The move by Apple would seem to confirm the authenticity of the code, according to reports. Apple would appear to have sent a DCMA takedown notice to Github, where the code was leaked, this indicating the code posted was of some large effect.
iBoot is described as the BIOS of the iPhone and is responsible for loading and verifying that the kernel is signed by Apple and then executes that kernel. Not really. The leaked source code will benefit low-level black-hat hackers who will be looking through it for security flaws, but they'll be in an arms race with white-hat hackers doing the same with the intent to fix flaws and/or cash in on Apple's bug bounties. The code is known as "iBoot", and as you would imagine, Apple has been wrangling with DMCA takedown notices since.
As Macrumors points out, modern iOS devices have Secure Enclave processor protection, which hardens device security. Another security researcher says the code is real. Apple has yet to comment on the issue.
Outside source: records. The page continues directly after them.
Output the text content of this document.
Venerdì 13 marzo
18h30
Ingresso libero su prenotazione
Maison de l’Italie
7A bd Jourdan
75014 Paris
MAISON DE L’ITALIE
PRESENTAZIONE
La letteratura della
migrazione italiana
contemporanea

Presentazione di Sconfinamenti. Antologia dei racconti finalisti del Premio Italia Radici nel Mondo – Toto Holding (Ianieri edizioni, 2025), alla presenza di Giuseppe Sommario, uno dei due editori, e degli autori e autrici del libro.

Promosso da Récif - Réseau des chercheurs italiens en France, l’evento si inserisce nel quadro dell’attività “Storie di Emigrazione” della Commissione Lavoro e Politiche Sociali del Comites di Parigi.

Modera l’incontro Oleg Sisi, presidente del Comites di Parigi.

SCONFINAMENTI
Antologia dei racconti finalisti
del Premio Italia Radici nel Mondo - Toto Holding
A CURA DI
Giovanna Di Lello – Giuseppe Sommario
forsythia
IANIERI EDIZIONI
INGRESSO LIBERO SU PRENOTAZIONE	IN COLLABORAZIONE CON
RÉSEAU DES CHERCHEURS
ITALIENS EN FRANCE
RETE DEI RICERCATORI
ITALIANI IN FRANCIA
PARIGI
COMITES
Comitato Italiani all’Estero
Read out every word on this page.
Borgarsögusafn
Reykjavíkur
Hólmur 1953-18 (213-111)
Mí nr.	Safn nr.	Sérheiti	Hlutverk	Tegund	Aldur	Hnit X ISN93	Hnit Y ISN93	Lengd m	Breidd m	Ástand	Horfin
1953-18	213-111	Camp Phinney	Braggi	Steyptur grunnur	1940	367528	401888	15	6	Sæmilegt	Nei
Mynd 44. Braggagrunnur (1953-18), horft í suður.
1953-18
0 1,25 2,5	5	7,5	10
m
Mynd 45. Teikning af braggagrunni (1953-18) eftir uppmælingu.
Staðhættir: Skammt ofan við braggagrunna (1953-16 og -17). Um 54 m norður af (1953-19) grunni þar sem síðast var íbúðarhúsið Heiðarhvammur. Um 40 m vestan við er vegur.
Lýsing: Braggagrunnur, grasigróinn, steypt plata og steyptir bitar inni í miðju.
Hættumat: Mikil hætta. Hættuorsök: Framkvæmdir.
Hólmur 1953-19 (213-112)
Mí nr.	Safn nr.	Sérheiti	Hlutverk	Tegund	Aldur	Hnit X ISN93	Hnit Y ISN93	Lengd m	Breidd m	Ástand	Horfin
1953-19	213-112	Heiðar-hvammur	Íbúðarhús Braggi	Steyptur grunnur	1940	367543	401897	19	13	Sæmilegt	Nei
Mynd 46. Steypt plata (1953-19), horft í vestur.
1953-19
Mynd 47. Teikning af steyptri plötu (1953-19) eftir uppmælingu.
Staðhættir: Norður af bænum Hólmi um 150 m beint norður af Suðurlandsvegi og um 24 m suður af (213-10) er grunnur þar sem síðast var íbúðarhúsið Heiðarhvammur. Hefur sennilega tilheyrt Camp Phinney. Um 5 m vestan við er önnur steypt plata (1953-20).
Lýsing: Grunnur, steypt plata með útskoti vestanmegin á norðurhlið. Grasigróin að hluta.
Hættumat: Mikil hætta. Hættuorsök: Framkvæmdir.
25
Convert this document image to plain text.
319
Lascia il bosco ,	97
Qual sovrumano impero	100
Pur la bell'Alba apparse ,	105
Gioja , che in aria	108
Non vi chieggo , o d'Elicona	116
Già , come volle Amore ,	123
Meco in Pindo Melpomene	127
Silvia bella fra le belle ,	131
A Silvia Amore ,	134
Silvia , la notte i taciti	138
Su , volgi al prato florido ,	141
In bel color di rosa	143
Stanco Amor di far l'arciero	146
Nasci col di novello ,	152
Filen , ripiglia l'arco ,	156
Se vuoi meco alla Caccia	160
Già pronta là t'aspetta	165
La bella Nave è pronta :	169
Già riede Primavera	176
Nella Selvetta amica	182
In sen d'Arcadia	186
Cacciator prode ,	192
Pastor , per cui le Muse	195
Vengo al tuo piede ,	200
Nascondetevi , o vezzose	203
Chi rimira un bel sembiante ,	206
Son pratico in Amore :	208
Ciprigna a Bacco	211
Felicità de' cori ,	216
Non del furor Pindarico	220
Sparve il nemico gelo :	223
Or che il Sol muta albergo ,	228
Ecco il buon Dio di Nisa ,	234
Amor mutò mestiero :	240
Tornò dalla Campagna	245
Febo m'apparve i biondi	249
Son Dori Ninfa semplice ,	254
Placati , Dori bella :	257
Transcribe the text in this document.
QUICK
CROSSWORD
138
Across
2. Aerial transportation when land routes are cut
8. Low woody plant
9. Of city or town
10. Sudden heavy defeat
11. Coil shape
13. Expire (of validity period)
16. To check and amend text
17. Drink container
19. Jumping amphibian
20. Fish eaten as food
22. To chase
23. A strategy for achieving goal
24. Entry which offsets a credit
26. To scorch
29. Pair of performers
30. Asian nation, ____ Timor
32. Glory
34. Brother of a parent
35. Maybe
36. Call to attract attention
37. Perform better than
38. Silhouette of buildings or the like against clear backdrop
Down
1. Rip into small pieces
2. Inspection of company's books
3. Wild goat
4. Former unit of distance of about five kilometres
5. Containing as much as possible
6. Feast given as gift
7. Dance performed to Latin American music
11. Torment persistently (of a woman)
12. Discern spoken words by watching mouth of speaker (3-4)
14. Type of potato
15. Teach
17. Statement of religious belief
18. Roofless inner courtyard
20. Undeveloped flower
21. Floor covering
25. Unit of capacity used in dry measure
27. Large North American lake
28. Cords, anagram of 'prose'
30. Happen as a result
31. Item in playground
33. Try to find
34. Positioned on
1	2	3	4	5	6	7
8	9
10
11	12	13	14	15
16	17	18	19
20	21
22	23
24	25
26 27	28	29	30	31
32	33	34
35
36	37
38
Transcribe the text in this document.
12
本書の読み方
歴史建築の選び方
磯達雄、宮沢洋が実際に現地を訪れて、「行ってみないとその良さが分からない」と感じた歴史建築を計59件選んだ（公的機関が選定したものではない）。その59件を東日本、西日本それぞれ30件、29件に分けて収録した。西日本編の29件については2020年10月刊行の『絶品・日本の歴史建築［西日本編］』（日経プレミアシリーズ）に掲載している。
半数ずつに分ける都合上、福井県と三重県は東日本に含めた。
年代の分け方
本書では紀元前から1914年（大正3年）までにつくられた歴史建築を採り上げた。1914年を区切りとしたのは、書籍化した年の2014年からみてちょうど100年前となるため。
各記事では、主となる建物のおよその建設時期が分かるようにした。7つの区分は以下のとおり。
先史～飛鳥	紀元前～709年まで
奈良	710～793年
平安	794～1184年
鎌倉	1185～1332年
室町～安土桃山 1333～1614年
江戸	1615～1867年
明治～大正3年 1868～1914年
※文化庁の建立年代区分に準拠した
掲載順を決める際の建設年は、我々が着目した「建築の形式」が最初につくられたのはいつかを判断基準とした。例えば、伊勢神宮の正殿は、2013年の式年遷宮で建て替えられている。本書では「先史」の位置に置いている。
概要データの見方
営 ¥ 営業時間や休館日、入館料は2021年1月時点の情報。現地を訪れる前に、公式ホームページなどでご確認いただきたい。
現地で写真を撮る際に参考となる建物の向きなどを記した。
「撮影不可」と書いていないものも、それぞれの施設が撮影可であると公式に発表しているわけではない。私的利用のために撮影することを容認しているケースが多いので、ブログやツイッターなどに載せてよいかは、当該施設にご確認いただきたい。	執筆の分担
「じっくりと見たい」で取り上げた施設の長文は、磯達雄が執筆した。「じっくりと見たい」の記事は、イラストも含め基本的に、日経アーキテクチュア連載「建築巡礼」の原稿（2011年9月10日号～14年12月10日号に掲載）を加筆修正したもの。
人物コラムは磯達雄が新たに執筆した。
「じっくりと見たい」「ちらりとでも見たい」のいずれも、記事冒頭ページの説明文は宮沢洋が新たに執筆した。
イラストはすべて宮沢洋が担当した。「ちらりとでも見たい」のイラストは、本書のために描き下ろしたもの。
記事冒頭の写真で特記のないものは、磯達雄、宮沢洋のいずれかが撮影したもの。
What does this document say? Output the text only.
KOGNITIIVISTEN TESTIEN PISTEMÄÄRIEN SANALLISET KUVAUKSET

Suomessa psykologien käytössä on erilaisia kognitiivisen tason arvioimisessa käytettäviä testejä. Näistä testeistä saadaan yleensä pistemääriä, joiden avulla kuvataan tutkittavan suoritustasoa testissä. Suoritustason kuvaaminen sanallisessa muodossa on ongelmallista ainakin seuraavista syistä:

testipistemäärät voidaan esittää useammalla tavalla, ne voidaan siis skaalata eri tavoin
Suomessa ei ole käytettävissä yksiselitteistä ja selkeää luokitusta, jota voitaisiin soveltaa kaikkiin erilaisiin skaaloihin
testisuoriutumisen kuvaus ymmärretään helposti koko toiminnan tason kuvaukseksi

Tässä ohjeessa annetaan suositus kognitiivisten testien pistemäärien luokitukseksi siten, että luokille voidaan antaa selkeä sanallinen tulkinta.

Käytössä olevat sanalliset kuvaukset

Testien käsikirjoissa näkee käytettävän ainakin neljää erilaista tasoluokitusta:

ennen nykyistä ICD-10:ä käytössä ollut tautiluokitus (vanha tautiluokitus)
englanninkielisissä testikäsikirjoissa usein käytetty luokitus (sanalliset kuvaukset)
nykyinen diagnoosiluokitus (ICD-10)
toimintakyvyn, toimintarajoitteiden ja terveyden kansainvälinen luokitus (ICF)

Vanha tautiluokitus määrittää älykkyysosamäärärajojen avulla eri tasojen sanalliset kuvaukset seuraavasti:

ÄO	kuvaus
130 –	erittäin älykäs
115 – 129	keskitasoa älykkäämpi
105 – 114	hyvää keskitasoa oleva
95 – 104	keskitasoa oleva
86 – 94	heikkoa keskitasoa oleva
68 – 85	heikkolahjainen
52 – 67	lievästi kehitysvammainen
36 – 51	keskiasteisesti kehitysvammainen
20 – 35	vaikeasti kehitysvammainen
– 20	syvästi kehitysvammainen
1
Levin also said that info gleaned from this leak could help bring back the possibility of tethered jailbreaks, which have been nearly impossible to perform due to all the security on recent iPhones. But such a hypothetical vulnerability is unlikely to allow an attacker to bypass the cryptographic security on the iOS device itself, so it may be of less use to individuals trying to bypass a phone owner's password or PIN. It's likely we'll see some changes in the source code moving forward in order to address some of the damage that is now possible at the hands of enterprising hackers. The repository has been removed, but there is still potential for damage to be done with the code. Levin told Motherboard that the leak meant tethered jailbreaks, which require the iPhone to be connected to a computer when booting, could soon return for regular users. Apple is probably going to be working overtime for the foreseeable future to deal with the fallout from this leak.